The cascading effect from the fallout nearly took out the real estate market, the auto industry and stock market as well, leading to one of the worst economic collapses in U.S. history.
Fifteen years later it seems Wall Street has learned at least one thing: Turning bad auto loans into securities that can be traded can also be a way to make a ton of money without actually producing anything of value.
Subprime car loans made to people with bad credit backed more than $37 billion of bonds last year, double the amount from 2012, according to a new report from Bloomberg.
The report detailed the plight of one subprime borrower who was paying more than a 22% annual interest rate on a vehicle note for which they were paying $750 per month. The borrowers inevitably defaulted — they were also paying more than $400 a month for another vehicle — but the offering document from Santander "suggests it built the security based on the assumption that much of the debt would go bad."
Lending money to borrowers you know will default is exactly the type of practice that led Congress to pass the Dodd-Frank Act in 2010, requiring lenders to make sure the loans they gave to borrowers were affordable, based on said borrower's finances.
But like many laws that come out of Washington, special interests were successful in defanging much of Dodd-Frank, and car dealerships successfully fought for an exemption from being policed by the U.S. Consumer Financial Protection Bureau that was created by Dodd-Frank.

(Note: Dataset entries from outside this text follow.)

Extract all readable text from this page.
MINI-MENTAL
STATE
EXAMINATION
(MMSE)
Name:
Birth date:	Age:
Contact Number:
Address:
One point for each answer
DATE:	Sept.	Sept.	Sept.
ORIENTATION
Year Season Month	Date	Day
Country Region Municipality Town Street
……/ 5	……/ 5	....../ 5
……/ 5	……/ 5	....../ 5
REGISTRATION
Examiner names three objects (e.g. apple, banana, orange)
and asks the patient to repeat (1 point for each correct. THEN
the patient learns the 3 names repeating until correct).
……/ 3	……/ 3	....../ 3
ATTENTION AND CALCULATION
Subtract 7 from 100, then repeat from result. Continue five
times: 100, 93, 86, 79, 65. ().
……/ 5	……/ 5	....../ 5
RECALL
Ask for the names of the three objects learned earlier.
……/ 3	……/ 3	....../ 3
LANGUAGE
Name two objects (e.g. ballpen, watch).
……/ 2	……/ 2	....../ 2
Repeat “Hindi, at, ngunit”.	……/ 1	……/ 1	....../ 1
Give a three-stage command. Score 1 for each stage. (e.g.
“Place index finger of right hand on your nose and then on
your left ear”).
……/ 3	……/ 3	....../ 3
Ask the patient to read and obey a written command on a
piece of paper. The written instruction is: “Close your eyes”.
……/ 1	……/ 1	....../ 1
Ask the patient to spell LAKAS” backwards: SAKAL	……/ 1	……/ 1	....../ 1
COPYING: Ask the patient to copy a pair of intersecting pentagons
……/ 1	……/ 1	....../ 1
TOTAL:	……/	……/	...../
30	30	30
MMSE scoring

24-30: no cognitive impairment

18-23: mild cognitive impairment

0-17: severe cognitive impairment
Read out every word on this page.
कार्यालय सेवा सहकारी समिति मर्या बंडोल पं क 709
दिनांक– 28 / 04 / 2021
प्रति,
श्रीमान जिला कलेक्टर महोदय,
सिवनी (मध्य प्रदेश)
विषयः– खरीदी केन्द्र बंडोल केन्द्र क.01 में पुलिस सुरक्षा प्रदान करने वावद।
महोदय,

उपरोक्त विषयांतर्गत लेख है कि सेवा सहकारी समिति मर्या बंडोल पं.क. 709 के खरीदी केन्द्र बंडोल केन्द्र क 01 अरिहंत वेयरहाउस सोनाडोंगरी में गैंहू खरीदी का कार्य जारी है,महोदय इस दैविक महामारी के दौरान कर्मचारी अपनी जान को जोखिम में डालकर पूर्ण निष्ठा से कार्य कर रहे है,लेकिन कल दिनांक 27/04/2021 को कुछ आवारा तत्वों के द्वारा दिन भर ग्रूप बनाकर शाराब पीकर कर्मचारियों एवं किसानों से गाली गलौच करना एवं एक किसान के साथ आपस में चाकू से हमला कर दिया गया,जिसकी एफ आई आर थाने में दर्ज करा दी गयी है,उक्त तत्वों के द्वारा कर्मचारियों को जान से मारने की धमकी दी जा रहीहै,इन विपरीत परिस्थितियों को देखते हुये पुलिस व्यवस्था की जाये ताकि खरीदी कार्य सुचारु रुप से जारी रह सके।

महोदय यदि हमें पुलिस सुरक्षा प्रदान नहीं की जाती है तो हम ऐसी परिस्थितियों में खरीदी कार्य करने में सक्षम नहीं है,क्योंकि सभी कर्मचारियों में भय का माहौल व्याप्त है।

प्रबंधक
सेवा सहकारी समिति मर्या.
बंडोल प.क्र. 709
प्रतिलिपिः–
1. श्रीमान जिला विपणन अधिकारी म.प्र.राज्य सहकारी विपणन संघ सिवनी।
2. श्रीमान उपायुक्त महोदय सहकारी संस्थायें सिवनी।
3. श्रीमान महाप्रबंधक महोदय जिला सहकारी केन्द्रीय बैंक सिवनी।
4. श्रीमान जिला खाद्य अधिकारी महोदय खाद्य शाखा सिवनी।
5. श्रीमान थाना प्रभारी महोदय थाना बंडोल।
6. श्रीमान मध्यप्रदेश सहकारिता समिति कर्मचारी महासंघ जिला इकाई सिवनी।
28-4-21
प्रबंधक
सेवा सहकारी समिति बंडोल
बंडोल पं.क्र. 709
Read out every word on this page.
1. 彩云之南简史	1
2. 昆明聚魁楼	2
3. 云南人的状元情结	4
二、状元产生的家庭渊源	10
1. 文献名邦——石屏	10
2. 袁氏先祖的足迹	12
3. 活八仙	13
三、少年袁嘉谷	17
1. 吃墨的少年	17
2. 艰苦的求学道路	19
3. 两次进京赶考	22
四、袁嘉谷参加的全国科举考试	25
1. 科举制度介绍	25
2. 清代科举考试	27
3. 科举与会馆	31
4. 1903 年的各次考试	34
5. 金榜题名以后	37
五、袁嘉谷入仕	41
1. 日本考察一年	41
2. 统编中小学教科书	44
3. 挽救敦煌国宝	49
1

Santander reached a $550 million settlement in 2020 to resolve allegations that the company knew it was making loans that were likely to default. However, since car dealerships themselves are where most loans are made, the CFPB settlement will probably do little to curb the practice of subprime lending.
As of June 2023, subprime debt made up about a fifth of the $1.58 trillion in outstanding auto loans, which is the second-largest kind of consumer debt in the country after mortgages.
Wall Street is making millions selling car loans to customers who can’t pay them off.